Building trust for sustained generative AI travel adoption
Behzad Foroughi, Hanh Thi My Vu, Park Thaichon
Abstract
Purpose Despite the growing integration of generative AI (GenAI) in travel planning, research on sustained user engagement remains limited. This study, grounded in the “Stimulus-Organism-Response” (SOR) framework, aims to investigate how content- and technology-related factors influence cognitive and affective trust, which affects the sustained use of GenAI in travel decision-making. Design/methodology/approach Data from 408 users were analyzed using a hybrid “Partial Least Squares Structural Equation Modeling” (PLS-SEM) and “Artificial Neural Network” (ANN) approach to examine the relationships among key determinants and identify the relative importance of predictors.
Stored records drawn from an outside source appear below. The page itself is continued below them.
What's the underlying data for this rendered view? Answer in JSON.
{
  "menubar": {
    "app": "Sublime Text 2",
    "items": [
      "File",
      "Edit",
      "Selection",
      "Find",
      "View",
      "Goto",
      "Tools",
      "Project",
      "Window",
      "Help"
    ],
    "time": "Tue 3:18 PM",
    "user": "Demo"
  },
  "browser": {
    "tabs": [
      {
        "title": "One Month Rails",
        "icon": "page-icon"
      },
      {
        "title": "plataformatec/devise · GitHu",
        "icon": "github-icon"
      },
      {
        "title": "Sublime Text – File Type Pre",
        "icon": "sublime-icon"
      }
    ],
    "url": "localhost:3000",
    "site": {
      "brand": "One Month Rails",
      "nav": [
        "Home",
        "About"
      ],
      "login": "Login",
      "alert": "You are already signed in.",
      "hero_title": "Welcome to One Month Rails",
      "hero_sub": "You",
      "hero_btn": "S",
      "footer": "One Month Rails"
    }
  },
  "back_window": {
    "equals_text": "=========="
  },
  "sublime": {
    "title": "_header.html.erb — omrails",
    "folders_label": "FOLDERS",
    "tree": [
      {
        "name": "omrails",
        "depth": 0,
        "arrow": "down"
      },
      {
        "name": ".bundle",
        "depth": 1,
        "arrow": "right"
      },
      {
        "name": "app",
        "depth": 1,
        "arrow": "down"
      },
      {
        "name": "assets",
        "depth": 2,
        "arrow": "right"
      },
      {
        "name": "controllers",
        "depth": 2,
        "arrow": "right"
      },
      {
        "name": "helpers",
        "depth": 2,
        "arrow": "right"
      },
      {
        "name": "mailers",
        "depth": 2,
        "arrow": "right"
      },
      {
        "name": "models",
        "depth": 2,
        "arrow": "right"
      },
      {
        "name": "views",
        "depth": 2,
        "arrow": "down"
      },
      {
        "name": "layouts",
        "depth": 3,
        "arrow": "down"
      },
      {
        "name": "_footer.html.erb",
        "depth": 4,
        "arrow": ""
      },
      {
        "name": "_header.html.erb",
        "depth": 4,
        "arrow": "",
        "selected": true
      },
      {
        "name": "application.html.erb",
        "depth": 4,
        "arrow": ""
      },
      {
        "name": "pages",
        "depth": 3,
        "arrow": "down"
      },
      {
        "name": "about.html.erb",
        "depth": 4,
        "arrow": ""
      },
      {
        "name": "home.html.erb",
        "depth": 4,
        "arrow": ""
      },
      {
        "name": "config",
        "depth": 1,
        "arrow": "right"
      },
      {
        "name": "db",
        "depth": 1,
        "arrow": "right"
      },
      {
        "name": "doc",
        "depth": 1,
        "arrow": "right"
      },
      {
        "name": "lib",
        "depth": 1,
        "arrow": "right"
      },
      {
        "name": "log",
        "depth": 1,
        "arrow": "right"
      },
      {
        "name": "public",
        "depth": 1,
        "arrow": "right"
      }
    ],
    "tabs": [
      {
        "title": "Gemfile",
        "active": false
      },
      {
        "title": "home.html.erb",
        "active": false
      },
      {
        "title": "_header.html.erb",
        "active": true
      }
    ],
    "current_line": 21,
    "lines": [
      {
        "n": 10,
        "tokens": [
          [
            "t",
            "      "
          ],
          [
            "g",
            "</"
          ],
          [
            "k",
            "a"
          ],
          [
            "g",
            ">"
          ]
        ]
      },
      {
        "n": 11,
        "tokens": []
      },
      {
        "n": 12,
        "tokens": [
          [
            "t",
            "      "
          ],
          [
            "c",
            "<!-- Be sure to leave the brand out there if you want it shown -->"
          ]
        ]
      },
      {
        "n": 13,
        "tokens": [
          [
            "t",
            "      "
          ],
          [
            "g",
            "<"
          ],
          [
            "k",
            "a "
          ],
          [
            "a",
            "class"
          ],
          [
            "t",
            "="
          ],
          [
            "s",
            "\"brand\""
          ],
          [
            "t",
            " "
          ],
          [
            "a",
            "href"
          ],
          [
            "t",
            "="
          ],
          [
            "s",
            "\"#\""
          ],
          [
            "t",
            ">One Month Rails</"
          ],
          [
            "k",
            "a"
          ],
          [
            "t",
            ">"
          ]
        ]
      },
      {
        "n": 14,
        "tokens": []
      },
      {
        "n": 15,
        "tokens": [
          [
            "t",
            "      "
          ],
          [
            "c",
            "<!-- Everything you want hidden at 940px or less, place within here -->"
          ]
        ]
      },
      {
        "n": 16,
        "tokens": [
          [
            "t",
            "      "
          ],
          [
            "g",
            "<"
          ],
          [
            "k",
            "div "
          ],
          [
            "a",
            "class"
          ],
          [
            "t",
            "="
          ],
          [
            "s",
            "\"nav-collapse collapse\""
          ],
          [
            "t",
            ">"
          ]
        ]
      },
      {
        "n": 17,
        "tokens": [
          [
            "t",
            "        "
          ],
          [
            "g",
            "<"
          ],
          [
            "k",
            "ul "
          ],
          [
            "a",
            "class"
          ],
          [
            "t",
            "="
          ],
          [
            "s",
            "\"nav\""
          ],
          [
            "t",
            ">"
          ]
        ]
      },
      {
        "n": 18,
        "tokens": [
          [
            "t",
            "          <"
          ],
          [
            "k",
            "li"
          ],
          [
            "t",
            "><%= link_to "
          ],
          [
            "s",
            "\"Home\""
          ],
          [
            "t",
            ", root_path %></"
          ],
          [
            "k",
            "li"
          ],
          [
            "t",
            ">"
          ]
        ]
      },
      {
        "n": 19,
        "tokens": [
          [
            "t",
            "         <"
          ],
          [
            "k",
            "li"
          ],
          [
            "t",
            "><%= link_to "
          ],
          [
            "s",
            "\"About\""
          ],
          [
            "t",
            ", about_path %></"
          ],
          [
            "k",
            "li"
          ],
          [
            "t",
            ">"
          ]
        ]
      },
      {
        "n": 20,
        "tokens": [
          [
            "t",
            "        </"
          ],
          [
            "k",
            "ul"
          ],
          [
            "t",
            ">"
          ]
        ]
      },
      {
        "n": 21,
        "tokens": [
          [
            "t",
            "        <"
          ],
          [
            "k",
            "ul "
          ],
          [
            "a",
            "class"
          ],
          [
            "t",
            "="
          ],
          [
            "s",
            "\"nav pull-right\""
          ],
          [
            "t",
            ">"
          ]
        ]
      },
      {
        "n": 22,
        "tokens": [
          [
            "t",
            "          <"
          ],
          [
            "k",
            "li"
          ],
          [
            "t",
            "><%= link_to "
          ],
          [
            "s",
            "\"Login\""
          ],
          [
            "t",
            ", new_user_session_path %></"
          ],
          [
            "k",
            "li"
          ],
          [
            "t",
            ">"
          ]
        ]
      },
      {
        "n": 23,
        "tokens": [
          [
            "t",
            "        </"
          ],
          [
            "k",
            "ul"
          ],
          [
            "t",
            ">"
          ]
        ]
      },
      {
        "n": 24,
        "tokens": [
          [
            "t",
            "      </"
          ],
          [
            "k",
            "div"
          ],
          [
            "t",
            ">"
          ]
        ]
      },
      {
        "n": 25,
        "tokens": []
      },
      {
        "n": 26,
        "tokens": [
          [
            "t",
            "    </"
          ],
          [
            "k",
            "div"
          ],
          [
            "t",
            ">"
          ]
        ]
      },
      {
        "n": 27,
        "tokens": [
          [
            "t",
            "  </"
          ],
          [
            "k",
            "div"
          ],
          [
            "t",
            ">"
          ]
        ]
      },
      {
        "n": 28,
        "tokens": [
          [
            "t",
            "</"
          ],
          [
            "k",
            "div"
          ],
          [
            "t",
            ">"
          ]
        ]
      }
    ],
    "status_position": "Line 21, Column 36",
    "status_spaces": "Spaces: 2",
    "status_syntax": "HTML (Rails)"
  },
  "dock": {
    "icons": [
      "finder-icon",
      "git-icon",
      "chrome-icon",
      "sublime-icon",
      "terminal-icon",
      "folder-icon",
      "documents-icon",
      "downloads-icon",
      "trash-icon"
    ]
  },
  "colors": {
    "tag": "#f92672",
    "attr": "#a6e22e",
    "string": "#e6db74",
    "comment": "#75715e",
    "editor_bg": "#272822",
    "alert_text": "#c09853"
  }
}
Findings Findings reveal that perceived intelligence, information accuracy, personalization, ease of use, interactivity and anthropomorphism significantly shape trust. Both cognitive and affective trust positively influence sustained use, with novelty seeking amplifying the impact of affective trust and technology anxiety diminishing the effect of cognitive trust. The hybrid approach highlights complementary insights of explanatory and predictive modeling. Originality/value This study advances research on AI adoption and trust in the context of travel planning by clarifying the roles of rational and emotional factors in sustained GenAI use. The findings offer actionable insights for travel and hospitality service providers seeking to improve traveler engagement and encourage continued use of GenAI-driven platforms.